The oil on canvas Le Jardin, painted in 1878 by Gustave Caillebotte. Four years earlier, in his will drawn up when he was just 28, the artist bequeathed his collection of Impressionist works to the French state.
Presented in the Modern and Contemporary Art sale, Le Jardin, an oil on canvas painted around 1878 by Gustave Caillebotte (€150,000 / 200,000), comes from a private European collection dedicated to late 19th and early 20th century painting. It also features works by Raoul Dufy (Calèche à Falaise, circa 1905, €300,000 / 350,000), Kees van Dongen, (Nature morte avec poupée, 1940, €180,000 / 220,000), Marie Laurencin (Jeune seigneur devant son palais, 1932, €40,000 / 60,000) and Maurice Utrillo (La place du Tertre à Montmartre, circa 1920-1922, €100,000 / 150,000).

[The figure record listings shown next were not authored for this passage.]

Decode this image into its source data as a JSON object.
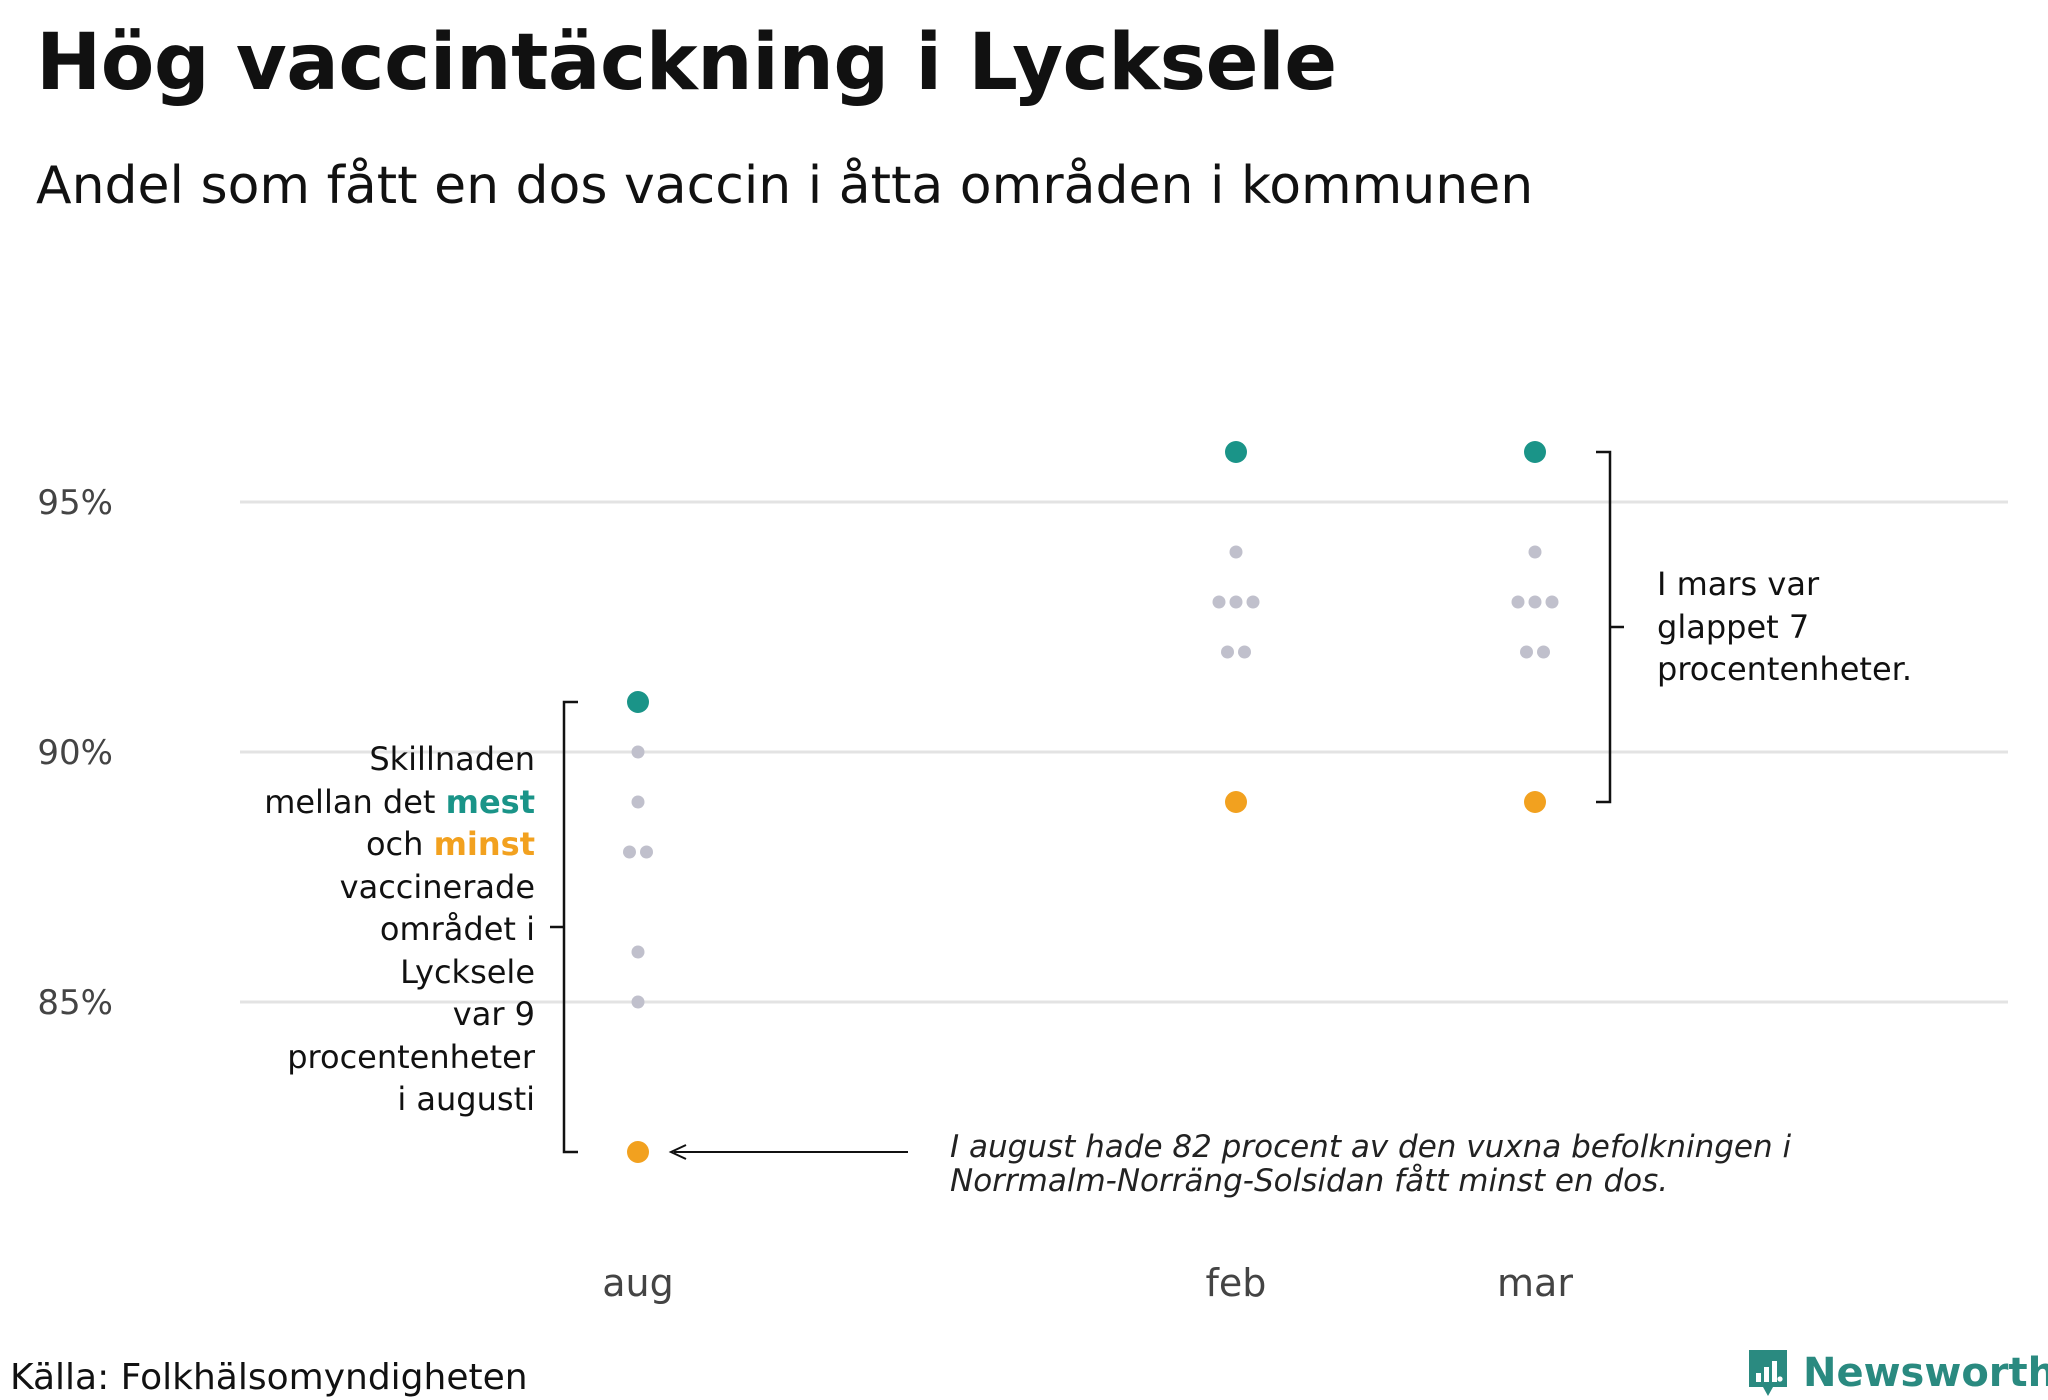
{
  "title": "Hög vaccintäckning i Lycksele",
  "subtitle": "Andel som fått en dos vaccin i åtta områden i kommunen",
  "source": "Källa: Folkhälsomyndigheten",
  "brand": "Newsworthy",
  "colors": {
    "most": "#1a9488",
    "least": "#f2a11f",
    "other": "#c0c0cc",
    "grid": "#e3e3e3",
    "axis_text": "#444444"
  },
  "annotations": {
    "left_line1": "Skillnaden",
    "left_line2_pre": "mellan det ",
    "left_mest": "mest",
    "left_line3_pre": "och ",
    "left_minst": "minst",
    "left_line4": "vaccinerade",
    "left_line5": "området i",
    "left_line6": "Lycksele",
    "left_line7": "var 9",
    "left_line8": "procentenheter",
    "left_line9": "i augusti",
    "right_line1": "I mars var",
    "right_line2": "glappet 7",
    "right_line3": "procentenheter.",
    "arrow_line1": "I august hade 82 procent av den vuxna befolkningen i",
    "arrow_line2": "Norrmalm-Norräng-Solsidan fått minst en dos."
  },
  "chart_data": {
    "type": "scatter",
    "categories": [
      "aug",
      "feb",
      "mar"
    ],
    "yticks": [
      85,
      90,
      95
    ],
    "ytick_labels": [
      "85%",
      "90%",
      "95%"
    ],
    "ylim": [
      80,
      100
    ],
    "series": [
      {
        "role": "most",
        "values": [
          91,
          96,
          96
        ]
      },
      {
        "role": "least",
        "values": [
          82,
          89,
          89
        ]
      },
      {
        "role": "other",
        "points": [
          {
            "cat": "aug",
            "y": 90
          },
          {
            "cat": "aug",
            "y": 89
          },
          {
            "cat": "aug",
            "y": 88
          },
          {
            "cat": "aug",
            "y": 88
          },
          {
            "cat": "aug",
            "y": 86
          },
          {
            "cat": "aug",
            "y": 85
          },
          {
            "cat": "feb",
            "y": 94
          },
          {
            "cat": "feb",
            "y": 93
          },
          {
            "cat": "feb",
            "y": 93
          },
          {
            "cat": "feb",
            "y": 93
          },
          {
            "cat": "feb",
            "y": 92
          },
          {
            "cat": "feb",
            "y": 92
          },
          {
            "cat": "mar",
            "y": 94
          },
          {
            "cat": "mar",
            "y": 93
          },
          {
            "cat": "mar",
            "y": 93
          },
          {
            "cat": "mar",
            "y": 93
          },
          {
            "cat": "mar",
            "y": 92
          },
          {
            "cat": "mar",
            "y": 92
          }
        ]
      }
    ]
  }
}
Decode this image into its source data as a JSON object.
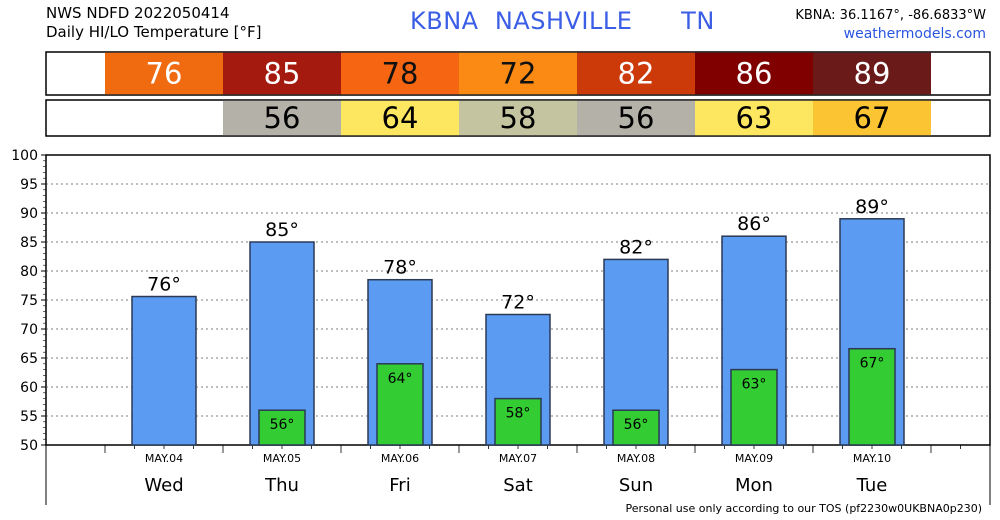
{
  "header": {
    "line1": "NWS NDFD 2022050414",
    "line2": "Daily HI/LO Temperature [°F]",
    "station_title": "KBNA  NASHVILLE      TN",
    "coords": "KBNA: 36.1167°, -86.6833°W",
    "site": "weathermodels.com"
  },
  "footer": "Personal use only according to our TOS (pf2230w0UKBNA0p230)",
  "degree_symbol": "°",
  "colors": {
    "hi_bar": "#5b9bf2",
    "lo_bar": "#33cc33",
    "bar_stroke": "#2b3a55",
    "hi_tiles": [
      "#f06a10",
      "#a51a0e",
      "#f56512",
      "#fa8a14",
      "#cc3a0a",
      "#800000",
      "#6b1a1a"
    ],
    "lo_tiles": [
      "#b4b2a8",
      "#fde660",
      "#c4c4a0",
      "#b4b2a8",
      "#fde660",
      "#fbc433"
    ]
  },
  "chart_data": {
    "type": "bar",
    "title": "Daily HI/LO Temperature [°F]",
    "ylim": [
      50,
      100
    ],
    "yticks": [
      50,
      55,
      60,
      65,
      70,
      75,
      80,
      85,
      90,
      95,
      100
    ],
    "dates": [
      "MAY.04",
      "MAY.05",
      "MAY.06",
      "MAY.07",
      "MAY.08",
      "MAY.09",
      "MAY.10"
    ],
    "days": [
      "Wed",
      "Thu",
      "Fri",
      "Sat",
      "Sun",
      "Mon",
      "Tue"
    ],
    "series": [
      {
        "name": "HI",
        "values": [
          76,
          85,
          78,
          72,
          82,
          86,
          89
        ],
        "bar_values": [
          75.6,
          85,
          78.5,
          72.5,
          82,
          86,
          89
        ]
      },
      {
        "name": "LO",
        "values": [
          null,
          56,
          64,
          58,
          56,
          63,
          67
        ],
        "bar_values": [
          null,
          56,
          64,
          58,
          56,
          63,
          66.6
        ]
      }
    ]
  }
}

This oil on canvas, with its almost photographic framing, is a real eye-opener. The brightly colored flowers in the foreground are as if blurred, just captured by a quick brushstroke. The latter, lined with trees and vegetation in incalculable shades of green, further reinforces the impression of reverie.
The year 2024 marks the 130th anniversary of Gustave Caillebotte's death, celebrated by an exhibition entitled “Caillebotte, Peindre les hommes” at the Musée d'Orsay. It's also the anniversary of the bequest of the “contemporary” art collection of the artist who, throughout his life, bought works from artists he befriended. In 1894, forty paintings by Cézanne, Degas, Manet, Millet, Monet, Pissarro, Renoir, and Sisley joined the national collections, not without some difficulty (there were originally 70 of them). In 1897, the Caillebotte Room was inaugurated at the Musée du Luxembourg, then known as the Musée des Artistes Vivants. Thanks to Caillebotte, Impressionism had its first museum exhibition in France.